When it comes to risk, Chaucer works with a “three lines of defence model,” says James Wright, the company’s Chief Risk Officer. “You have policy underwriters and they manage their own risks and balance risk and reward. They’re the first line of defence. I’m responsible for the second line of defence, which is reviewing the risks being taken in the business – we’re a bit of a control function.” The third line of defence is the functions that provide independent assurance such as internal audit.
Wright’s work is split into two main areas. “One is quantitative modelling and the other is qualitative risk analysis. So, I have two teams. The quantitative people are actuaries – and I’m an actuary by trade. What they’re interested in building is quite complicated models of risks.”
Perhaps surprisingly, in our information-overloaded era, there is often less data involved in these models than you might expect. “If you’re working with, say, motor insurance, you have large amounts of data,” says Wright. However, “If you take the big claims, which are for over $1 million, you might have only had one in the last ten years.” For this reason, he says, data-based modelling can be difficult. “We can build the best model in the world but if there are only four data points to build it from, the model’s always going to be rubbish.”
These big, rare claims tend to come from disasters like the Deepwater Horizon oil spill. But it varies by class of business. “It could be an aeroplane falling out of the sky or it could be e-cigarettes and a battery exploding in someone’s pocket. These things happen and they can cost us a lot of money.” Regulators, he explains, require all insurers to create these models in order to assess how much capital they need. “From an economics point of view, this capital is really just a buffer. It’s like saving for the rainy day. So, our teams will look at the risks and ask, ‘How much do we need?’ ”.

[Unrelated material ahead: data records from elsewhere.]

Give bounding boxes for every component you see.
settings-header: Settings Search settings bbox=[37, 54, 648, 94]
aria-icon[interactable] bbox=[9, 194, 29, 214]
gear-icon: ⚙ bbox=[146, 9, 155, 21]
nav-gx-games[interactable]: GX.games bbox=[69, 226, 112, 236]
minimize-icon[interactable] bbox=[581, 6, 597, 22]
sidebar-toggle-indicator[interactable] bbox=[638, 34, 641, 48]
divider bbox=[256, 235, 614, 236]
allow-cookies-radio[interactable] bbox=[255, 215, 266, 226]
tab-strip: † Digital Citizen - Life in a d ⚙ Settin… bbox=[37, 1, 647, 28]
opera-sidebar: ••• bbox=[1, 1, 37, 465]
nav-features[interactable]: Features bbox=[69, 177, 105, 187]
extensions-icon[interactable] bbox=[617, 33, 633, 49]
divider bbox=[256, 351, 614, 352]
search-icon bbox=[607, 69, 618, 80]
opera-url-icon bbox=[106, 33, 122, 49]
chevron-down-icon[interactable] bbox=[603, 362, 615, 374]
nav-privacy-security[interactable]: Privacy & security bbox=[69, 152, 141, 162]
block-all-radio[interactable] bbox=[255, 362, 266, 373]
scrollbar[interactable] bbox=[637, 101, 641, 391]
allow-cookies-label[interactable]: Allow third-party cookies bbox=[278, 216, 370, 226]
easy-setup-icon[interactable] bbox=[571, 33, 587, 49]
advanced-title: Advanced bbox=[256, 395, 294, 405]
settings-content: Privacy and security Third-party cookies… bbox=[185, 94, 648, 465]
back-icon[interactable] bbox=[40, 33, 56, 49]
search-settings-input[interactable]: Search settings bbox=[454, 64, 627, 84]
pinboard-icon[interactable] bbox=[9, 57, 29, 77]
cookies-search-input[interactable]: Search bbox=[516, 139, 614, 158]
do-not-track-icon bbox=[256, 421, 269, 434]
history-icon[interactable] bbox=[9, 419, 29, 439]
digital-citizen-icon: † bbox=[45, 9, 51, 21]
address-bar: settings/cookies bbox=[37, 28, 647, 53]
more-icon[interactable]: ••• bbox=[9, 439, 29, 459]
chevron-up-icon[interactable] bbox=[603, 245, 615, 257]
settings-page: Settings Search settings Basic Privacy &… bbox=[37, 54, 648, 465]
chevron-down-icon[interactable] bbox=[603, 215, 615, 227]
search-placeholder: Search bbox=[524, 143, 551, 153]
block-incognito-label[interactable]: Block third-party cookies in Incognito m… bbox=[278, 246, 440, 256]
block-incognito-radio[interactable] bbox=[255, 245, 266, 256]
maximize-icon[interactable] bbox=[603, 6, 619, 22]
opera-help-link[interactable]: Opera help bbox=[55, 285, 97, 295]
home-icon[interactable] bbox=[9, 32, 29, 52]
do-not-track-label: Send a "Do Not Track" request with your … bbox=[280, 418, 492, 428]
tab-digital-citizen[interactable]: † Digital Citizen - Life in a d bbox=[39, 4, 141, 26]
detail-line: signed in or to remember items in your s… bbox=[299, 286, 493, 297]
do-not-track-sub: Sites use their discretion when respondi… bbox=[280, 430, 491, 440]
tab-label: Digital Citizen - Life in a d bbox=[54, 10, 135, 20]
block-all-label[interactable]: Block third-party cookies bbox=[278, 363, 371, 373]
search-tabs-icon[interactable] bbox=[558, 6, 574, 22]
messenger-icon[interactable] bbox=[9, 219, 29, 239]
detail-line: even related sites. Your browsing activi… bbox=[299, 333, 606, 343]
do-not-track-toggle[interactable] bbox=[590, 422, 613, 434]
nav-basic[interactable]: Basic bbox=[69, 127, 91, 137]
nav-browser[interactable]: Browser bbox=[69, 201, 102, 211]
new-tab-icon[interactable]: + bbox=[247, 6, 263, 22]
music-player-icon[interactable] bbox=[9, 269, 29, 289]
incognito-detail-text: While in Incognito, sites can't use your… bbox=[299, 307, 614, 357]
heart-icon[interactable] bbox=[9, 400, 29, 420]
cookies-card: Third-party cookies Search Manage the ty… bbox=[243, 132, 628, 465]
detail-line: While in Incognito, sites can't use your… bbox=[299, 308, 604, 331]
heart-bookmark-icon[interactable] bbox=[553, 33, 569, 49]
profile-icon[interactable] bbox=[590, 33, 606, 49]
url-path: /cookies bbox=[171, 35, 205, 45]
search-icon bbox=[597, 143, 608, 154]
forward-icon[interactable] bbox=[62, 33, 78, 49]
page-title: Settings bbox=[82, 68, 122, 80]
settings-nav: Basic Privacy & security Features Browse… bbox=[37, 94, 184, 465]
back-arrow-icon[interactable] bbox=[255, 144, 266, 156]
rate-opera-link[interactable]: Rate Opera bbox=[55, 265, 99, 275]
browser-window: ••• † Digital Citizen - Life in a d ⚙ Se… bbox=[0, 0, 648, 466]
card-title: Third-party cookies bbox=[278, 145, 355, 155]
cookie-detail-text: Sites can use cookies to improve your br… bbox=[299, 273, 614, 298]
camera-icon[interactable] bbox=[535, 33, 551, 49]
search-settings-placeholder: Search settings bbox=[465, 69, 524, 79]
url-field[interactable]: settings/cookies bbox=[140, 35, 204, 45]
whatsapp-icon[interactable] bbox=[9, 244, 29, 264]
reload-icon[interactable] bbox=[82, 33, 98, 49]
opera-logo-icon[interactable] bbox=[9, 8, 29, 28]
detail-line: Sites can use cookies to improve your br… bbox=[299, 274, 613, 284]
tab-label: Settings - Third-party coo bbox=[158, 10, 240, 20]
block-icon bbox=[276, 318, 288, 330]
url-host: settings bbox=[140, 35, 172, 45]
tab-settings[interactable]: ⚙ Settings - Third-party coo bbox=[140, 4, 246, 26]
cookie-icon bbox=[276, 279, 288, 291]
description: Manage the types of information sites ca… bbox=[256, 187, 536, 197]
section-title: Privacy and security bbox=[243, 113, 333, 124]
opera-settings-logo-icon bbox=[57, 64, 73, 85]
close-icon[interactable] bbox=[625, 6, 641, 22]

This is the quantitative side – and every syndicate in Lloyd’s does this. “What we do with quantitative modelling, which makes us a bit different, is that we make much greater use of it in terms of helping us run the company. If we were to go into a new line of business, someone would come and ask the capital team: ‘What’s the impact of your model on the capital we need? How does it affect our likelihood of making a return or making a loss?’.”
Overall, Wright says, these models are a very useful tool. “We use them all the time when we’re looking at purchasing reinsurance. I often think of our work the way a bookmaker would. We’re laying a bet. These models will tell us if the bet represents fair value for us.”
The other side of Wright’s work is the qualitative team. This is rather different and nowhere near as common in the sector. “We don’t need actuaries for this,” he explains. “It’s very subjective and we need people with good common sense and a bit of an imagination.”
If you take climate change as an example here, Chaucer has a qualitative exposure management team, which will look at risks related to this. However, “The qualitative team will look at climate change much more widely to try and say how it affects other parts of our risk profile.” This will include the company’s investment portfolio – and might take in risks such as having money in coal-fired power stations (whose use is likely to decline in the future) and the offices in Miami (which are likely to be at greater risk of hurricanes caused by warmer weather and flooding caused by rising sea levels).
Much of the qualitative team’s work is identifying emerging risks; in a way it’s quite similar to the fashion industry identifying new trends. “When we say risks, they’re not good or bad things. Rather we’re trying to understand how new risks will affect our business in the future.” One such risk is the automation of vehicles. This will impact motor reinsurance and could be an opportunity, particularly if premiums stay at similar levels. “I think 90 per cent of the work is the identification of risks. Once we’ve done that, we can start to think about how we can manage those risks.”
Wright’s teams also look at how Chaucer’s risk strategy and risk profile compares to other companies in the sector. “It’s that old adage isn’t it?” he says. “Two people are in the jungle being chased by a tiger – the first person turns to the other and says, ‘You’re quicker than this. Why aren’t you running any faster?’ The other says, ‘I don’t need to run faster than the tiger. I just need to run faster than you’ ”.
To this end, Wright’s teams do a lot to understand what Chaucer’s exposure is to events relative to its peers. “We pick disasters around the world and try to understand our exposure and how much we could lose.” Some of these models are quite exotic and even outlandish, “We have an aviation scenario that tries to look at the extreme worst case where aircraft of two airlines we insure collide mid-air above New York City, coming down on the Museum of Modern Art, which we also insure.”
Of course, you can only do so much with models and you need to recognise that they can go very wrong (as they did in the financial crisis) and have limits. “We’re very, very clear about where models are good, where they’re bad – and we’re big believers in that quote from George Box, the famous statistician. He said ‘All models are wrong but some are useful’.”
These useful models, says Wright, help make Chaucer a well-run company. “You look at some people out there and they’re underwriting some really wild risks. We don’t want to be one of those reckless risk takers. We want be a sensible insurer who will be there when you need us.”